The country continues to suffer from a shortage of dollars. In June, South African Airways announced that 60 million dollars it is due for ticket sales transacted in Zimbabwe had been blocked to the foreign currency crisis. Zimbabwe’s bond notes, surrogate dollars that were created to cope with the lack of currency, have nominal parity with the US dollar but trade at a substantial discount. This has the effect of pushing up prices for goods and services and raises the possibility of an official devaluation of the bond notes. President Mnangagwa remains committed to the previous ZPF position that the country should reintroduce its own currency but only when the budget deficit has been reduced and currency reserves built up.

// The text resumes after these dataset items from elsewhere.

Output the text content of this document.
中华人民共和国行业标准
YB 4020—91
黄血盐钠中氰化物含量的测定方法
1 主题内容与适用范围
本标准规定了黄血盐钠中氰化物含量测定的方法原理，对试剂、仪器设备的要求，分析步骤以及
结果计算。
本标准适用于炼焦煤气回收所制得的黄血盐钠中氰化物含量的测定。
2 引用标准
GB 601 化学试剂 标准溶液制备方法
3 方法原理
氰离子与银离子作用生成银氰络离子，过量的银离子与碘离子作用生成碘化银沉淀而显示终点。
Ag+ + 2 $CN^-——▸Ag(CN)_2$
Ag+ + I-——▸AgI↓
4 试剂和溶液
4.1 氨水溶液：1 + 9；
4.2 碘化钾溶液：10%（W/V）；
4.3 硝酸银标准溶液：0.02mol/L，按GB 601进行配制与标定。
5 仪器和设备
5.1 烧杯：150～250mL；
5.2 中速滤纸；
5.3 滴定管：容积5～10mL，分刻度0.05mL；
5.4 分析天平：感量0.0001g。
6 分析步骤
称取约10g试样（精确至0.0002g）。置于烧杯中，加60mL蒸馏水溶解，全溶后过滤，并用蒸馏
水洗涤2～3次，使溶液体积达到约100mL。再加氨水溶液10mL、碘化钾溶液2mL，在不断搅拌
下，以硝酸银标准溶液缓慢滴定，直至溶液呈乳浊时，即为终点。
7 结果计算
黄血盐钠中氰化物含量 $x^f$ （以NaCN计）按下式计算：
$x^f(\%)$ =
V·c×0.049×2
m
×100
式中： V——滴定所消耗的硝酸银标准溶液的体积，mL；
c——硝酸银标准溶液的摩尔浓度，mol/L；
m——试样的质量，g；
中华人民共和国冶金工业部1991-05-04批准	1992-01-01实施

By mid-2018, Zimbabwe’s public debt was over 13 billion dollars, equivalent to almost 80% of GDP, and appears likely to be closer to 14.5 billion by the end of the year. Approximately two-thirds is external debt, of which 70% is in arrears including 645 million dollars to the African Development Bank and two billion dollars to the World Bank. Reducing the debt burden will require a degree of sustained fiscal consolidation that will be very hard for a party whose support has come largely from spending 90% of government revenue on public sector wages. Finance minister Patrick Chinamasa has indicated planned cuts in the 2018 budget, including eliminating a handful of ministries, schemes to encourage civil servants to take voluntary retirement, and ending some of Mugabe’s most brazen patronage schemes. However, there was little sign of progress on these before the election and the result is unlikely to provide the government with the political courage needed for radical reform. In these circumstances, a large measure of debt forgiveness is probably a prerequisite for Zimbabwe’s economic recovery. However, the terms of this usually include a track record of good performance in economic adjustment programmes, and it will be difficult for Zimbabwe to comply with this.